- The U.S. Treasury’s new IRS rule forces crypto platforms to track and report all transactions, including sales of NFTs and stablecoins
- The crypto industry has expressed fierce backlash against the rule, and legal battles are looming over its survival
- The rule is expected to face challenges in court and potential disapproval from Congress under the incoming Trump administration, which has pledged pro-crypto policies
The crypto community is abuzz with reactions to the new rule implemented by the U.S. Treasury, which brings the entire crypto industry under IRS supervision. This regulation mandates crypto platforms to track and report all transactions, sparking a wave of resistance from industry stakeholders and setting the stage for potential legal battles.
Crypto Industry Shaken by IRS Oversight
The U.S. Treasury’s comprehensive IRS rule insists that crypto platforms monitor and report every transaction, thereby sparking intense backlash from the industry and looming legal battles over its implementation. This regulation has the potential to shake the crypto industry to its core, with its survival at stake.
Expansion of IRS Reach in Crypto Sphere
The U.S. Department of the Treasury and the Internal Revenue Service (IRS) have finalized new, sweeping regulations for brokers facilitating digital asset transactions. This rule, set to be published in the Federal Register on Dec 30, requires brokers, including certain decentralized finance (DeFi) platforms, to track and report user activity related to all digital assets, extending even to non-fungible tokens (NFTs) and stablecoins.
Legal Challenges Anticipated
The crypto community is preparing for a legal storm. Bill Hughes, Senior Counsel at Consensys and a vocal figure in the crypto space, has warned that legal challenges are imminent. The rule is likely to face lawsuits and potentially be disapproved during Congressional review.

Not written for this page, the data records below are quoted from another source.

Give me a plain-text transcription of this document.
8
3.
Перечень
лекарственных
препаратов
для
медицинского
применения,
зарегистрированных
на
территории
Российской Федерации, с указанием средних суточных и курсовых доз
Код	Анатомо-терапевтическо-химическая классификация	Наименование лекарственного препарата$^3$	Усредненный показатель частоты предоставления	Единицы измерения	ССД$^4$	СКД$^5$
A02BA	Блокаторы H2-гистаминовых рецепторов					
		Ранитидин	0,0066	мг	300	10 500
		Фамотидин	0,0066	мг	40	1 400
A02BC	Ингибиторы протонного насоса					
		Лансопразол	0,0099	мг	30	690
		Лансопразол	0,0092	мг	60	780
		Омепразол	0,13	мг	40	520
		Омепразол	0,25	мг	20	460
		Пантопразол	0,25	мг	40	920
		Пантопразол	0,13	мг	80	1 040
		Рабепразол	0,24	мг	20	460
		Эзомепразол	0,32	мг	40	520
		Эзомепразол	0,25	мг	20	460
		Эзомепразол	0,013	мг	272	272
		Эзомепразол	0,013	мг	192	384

Broadening Definition of Brokers
The finalized rule expands the definition of brokers, encompassing trading front-end services, custodial wallet providers, and decentralized exchanges involved in digital asset sales. The IRS identifies decentralized finance front-end services as brokers if they facilitate transactions, despite not directly custodying assets. These platforms must adhere to the same standards as centralized exchanges and maintain records for seven years.
Treasury’s Defending Argument
The Treasury justifies this expansion with the aim to align tax reporting in the digital asset space with the requirements imposed on traditional securities brokers. They propose that these measures are crucial to closing the tax gap and enhancing transparency in digital asset markets.
Crypto Industry’s Counter-Arguments
Critics, including lawyer Jake Chervinsky and Caitlin Long, founder of Custodia Bank, have condemned the regulation, arguing that it overreaches its authority. They suggest that it needs to be struck down by either the courts or the incoming administration due to its potential to undermine the U.S. crypto industry.
The Incoming Trump Administration’s Stance
President-elect Donald Trump, due to take office on Jan 20, 2025, is slated to implement pro-cryptocurrency policies, marking a significant shift from the Biden administration’s stance. Trump has committed to ending the perceived anti-crypto crusade of the Biden era and aims to solidify the U.S. as the global capital of crypto.
Conclusion
The new IRS rule has set the stage for a tumultuous period in the crypto industry, with potential legal battles looming. The incoming administration’s stance towards cryptocurrency could dramatically alter the landscape, positioning the U.S. as a global leader in this innovative and rapidly evolving industry.